Io non mi sono riprodotta e la maternità l’ho soltanto subita da figlia, per cui ci sono “misteri” del diventare mamma che mi risulteranno per sempre incomprensibili. Li conoscete, uno per esempio è “Il Codice Mamma” al quale, improvvisamente e incondizionatamente, si uniforma la donna non appena smette di urlare di dolore e le viene messo tra le braccia il tenero pargoletto. In base a meccanismi che noi umani non riusciamo a comprendere, la femmina della specie, ancora prima della montata lattea, si trova la mente codificata dai precetti di una strana religione che non ammette scismi. Il Codice Mamma, per esempio, sancisce in modo incrollabile e incontrovertibile il Sacramento della Colazione, la dannazione eterna per il pargolo che vorrebbe poltrire a letto dopo le otto del mattino, e quel misterioso principio dietetico in base al quale ogni intruglio cucinato dalla mamma, che vada dal pollo fritto per tre ore nel grasso di foca alle mappazze salutiste, fa bene alla salute e fa crescere grandi e forti. Il comandamento si chiama “Ti fa bene, l’ho fatto io” e vale dalla nascita alla morte – vostra o della mamma, non ha importanza – per qualsiasi età e per ogni stazza, dai dieci ai duecento chili.

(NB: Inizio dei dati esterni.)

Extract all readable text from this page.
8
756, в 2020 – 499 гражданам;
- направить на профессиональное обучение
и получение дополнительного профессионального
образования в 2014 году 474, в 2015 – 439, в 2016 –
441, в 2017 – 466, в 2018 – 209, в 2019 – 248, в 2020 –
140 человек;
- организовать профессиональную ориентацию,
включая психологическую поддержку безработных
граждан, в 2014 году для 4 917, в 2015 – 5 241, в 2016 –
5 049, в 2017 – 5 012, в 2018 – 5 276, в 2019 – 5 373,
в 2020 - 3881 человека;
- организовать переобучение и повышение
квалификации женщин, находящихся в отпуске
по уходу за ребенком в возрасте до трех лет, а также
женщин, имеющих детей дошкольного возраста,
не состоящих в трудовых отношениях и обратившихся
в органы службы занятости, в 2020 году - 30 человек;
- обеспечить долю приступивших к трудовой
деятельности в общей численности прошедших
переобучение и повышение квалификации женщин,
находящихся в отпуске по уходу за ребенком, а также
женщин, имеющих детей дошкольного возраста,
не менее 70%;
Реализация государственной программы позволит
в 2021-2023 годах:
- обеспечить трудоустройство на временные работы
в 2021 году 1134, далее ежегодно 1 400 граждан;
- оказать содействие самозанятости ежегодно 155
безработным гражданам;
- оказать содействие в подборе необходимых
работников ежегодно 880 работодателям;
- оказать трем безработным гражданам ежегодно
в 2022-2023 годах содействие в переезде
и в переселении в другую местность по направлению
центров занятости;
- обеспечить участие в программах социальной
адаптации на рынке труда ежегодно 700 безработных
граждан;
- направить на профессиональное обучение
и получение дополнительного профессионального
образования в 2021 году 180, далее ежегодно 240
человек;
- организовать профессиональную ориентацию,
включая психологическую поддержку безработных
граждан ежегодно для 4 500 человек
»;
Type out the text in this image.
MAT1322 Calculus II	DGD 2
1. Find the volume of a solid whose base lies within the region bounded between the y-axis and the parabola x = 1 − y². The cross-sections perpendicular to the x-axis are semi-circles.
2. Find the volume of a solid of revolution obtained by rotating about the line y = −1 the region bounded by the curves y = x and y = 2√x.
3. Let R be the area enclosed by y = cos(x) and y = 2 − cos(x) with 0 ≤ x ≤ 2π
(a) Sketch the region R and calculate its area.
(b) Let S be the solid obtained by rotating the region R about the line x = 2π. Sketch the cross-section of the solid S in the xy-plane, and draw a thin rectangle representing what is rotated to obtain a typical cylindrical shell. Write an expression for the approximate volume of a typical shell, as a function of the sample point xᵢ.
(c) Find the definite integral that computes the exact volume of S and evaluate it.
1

Immaginate di essere a dieta perché il medico vi ha detto “Con il colesterolo a quattrocento e i trigliceridi a ottocento, dovreste pesare meno di centotrenta chili e darvi una regolata a tavola”. Andate a casa della mamma – perché provateci, a non andare a trovare la mamma a intervalli regolari, stabiliti da lei stessa – e vi troverete davanti una teglia di lasagne alla tripla besciamella con monumento al ragù. Provate a dire che il dottore vi ha messo a dieta, e adesso recitatemi in coro la risposta, che tanto la sapete tutti. “Queste non fanno ingrassare, le ha fatte la tua mamma”… Comincio a capire perché ci sono senzatetto che rimangono a vivere in strada piuttosto che tornare dai genitori: possono razzolare nei cassonetti senza sentire una vocetta petulante che enuncia i veleni contenuti in ogni cibo “che non è fatto in casa” e se trovano un rifugio sicuro, ci possono poltrire anche fino a mezzogiorno.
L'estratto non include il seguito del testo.